TRANSPLANT  
  Determining the extinction risks and the re-introduction of plant species in a fragmented Europe.

The TRANSPLANT program aimed at quantifying the effects of habitat fragmentation on survival probabilities of plants measured over their range of distribution to develop a red data list of species on a European scale. Solid guidelines based on genetic and demographic data were to be developed for active species-level restoration measures, including re-introduction, to allow the sustainable use of plant biodiversity and reconcile economic development with the protection of threatened plant species. These goals were to be achieved by reciprocal transplanting experiments, detailed genetic and demographic studies, and dispersal ability experiments. Study species were selected to represent a gradient from highly immobile long-lived species with low dispersal to short-lived very mobile species. This measures in a hierarchical fashion the effects of genetic variation for local adaptation that translates into population survival and colonization potential elsewhere, which in turn determines the extinction risk in fragmenting habitats.

 

 

The main project outcomes are:

  • The development of an integrated risk evaluation tool to estimate the effect of habitat fragmentation on species survival perspectives in realistic landscapes
  • Guidelines for sound conservation and management of plant biodiversity. These include, amongst others, the need to re-introduce species in cases where fragmentation is such that re-establishement of local extinct species is unlikely over reasonable time frames, and to restore genetic diversity and cancel out the effects of inbreeding in areas where fragmentation and isolation threaten to affect demographic fate. It is, however, important to take regional effects into account when re-introducing.

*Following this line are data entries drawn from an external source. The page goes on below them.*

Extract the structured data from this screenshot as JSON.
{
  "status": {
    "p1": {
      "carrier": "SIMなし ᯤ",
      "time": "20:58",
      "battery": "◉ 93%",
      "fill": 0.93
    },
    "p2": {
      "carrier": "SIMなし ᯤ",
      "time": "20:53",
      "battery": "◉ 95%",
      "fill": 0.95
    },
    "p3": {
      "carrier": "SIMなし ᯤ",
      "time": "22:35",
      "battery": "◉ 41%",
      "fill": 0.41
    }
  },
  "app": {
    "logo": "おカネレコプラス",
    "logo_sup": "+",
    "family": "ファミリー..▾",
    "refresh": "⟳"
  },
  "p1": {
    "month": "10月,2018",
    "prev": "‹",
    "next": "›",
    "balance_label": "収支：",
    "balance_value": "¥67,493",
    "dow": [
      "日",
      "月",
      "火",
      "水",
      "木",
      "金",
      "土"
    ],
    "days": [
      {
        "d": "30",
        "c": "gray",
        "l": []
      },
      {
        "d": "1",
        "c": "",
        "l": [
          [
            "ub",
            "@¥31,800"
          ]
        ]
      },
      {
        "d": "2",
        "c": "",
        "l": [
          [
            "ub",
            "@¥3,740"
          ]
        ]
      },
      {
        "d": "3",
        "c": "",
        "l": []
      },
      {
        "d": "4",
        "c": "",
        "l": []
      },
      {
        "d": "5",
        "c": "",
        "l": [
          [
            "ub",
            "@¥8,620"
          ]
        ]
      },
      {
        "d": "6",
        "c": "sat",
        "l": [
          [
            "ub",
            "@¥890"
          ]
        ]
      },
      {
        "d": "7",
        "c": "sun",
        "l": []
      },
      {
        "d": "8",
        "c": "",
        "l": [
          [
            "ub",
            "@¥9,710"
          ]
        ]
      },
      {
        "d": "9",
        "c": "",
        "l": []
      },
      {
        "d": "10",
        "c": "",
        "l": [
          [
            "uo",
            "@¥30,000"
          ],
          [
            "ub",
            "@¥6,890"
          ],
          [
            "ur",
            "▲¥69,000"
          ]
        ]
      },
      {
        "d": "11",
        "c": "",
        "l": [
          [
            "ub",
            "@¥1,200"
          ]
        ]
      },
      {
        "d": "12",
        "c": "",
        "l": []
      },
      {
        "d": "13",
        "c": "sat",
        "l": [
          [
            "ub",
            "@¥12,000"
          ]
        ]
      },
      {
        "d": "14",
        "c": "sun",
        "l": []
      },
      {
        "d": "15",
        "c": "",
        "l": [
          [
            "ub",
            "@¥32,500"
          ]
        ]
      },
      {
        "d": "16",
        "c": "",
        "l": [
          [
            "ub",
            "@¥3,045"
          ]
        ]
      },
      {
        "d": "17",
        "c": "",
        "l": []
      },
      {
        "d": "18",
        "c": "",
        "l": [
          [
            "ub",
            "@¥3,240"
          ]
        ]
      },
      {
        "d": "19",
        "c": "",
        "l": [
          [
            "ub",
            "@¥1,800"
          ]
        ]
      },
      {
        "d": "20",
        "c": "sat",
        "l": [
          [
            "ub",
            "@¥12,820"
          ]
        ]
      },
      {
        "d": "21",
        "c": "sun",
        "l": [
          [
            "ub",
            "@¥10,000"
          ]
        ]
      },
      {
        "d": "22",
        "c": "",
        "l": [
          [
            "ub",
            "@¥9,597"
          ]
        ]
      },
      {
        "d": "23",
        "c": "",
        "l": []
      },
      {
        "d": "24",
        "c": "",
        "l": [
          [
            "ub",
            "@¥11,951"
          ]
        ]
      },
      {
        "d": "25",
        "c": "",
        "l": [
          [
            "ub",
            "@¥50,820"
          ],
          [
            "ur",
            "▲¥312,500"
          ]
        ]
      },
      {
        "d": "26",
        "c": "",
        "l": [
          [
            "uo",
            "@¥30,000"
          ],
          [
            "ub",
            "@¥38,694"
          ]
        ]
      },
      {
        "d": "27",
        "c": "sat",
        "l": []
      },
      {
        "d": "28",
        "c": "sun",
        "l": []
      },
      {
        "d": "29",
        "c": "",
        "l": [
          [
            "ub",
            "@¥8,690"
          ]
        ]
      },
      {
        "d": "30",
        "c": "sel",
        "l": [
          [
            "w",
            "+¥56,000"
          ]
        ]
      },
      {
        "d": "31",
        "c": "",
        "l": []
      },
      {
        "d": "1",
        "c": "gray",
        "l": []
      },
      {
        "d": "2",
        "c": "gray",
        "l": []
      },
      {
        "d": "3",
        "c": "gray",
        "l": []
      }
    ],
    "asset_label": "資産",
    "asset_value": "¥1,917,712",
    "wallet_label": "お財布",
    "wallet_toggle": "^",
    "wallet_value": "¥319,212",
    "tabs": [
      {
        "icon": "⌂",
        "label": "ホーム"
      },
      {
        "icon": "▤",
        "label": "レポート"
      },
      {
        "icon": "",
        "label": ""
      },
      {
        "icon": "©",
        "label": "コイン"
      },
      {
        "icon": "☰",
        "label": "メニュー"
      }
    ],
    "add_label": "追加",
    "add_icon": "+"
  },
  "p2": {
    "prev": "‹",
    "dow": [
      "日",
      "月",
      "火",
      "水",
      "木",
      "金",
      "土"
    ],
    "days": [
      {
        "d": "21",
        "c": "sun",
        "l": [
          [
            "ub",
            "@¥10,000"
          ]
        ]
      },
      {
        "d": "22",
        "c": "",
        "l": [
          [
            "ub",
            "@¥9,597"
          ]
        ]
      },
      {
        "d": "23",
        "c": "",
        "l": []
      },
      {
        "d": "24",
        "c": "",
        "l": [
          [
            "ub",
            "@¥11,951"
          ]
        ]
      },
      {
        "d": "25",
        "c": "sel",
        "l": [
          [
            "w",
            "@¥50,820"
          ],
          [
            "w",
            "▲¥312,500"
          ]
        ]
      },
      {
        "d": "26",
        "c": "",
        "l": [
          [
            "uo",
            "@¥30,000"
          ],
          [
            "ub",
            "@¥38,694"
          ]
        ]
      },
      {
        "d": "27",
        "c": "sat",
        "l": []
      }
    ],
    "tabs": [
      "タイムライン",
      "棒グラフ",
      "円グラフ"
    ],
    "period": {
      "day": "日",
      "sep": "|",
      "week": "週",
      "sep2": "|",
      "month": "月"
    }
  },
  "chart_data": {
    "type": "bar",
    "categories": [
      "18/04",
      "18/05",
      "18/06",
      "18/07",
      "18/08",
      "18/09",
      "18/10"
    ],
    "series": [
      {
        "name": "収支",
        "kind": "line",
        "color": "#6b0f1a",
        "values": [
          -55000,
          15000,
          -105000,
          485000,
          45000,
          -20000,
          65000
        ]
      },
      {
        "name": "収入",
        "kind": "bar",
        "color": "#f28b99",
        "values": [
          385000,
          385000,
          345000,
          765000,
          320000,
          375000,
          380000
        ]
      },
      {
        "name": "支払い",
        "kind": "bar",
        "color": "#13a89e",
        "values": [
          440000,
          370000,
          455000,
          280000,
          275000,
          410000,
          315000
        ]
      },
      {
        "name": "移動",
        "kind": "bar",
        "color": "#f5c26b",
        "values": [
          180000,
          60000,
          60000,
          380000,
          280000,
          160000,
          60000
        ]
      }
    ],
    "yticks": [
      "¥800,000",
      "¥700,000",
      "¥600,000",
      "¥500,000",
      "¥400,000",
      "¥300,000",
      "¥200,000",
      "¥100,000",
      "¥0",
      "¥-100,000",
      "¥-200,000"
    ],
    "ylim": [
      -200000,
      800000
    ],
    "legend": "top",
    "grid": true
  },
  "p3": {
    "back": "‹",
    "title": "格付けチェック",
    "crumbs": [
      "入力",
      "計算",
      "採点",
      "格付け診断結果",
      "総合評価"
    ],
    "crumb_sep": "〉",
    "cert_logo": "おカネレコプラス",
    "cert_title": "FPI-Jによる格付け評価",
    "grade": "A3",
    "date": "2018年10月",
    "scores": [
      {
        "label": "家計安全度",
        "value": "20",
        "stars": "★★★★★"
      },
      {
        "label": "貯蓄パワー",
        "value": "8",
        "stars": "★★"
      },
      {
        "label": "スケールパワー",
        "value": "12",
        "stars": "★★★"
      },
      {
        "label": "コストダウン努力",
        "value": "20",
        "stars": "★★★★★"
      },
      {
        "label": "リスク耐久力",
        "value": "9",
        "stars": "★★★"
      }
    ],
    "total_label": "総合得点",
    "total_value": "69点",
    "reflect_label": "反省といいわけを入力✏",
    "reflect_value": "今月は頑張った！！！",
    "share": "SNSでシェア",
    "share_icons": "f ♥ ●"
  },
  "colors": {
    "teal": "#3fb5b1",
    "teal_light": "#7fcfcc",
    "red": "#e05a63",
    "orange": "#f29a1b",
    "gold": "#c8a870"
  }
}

Apart from these practical advises to improve the survival probabilities of endangered plant species and restore biodiversity in fragmented landscapes, these measures have only short  term effects if no conscientious policies on sustainable and integrated land use are developed, in which the various spatial claims in our landscapes are reconciled and landscape integrity restored. This will require coordinated physical planning. Fragmentation is a slow process but undoubtedly the most damaging threat to biodiversity in the long run because it is so difficult to reverse its effects.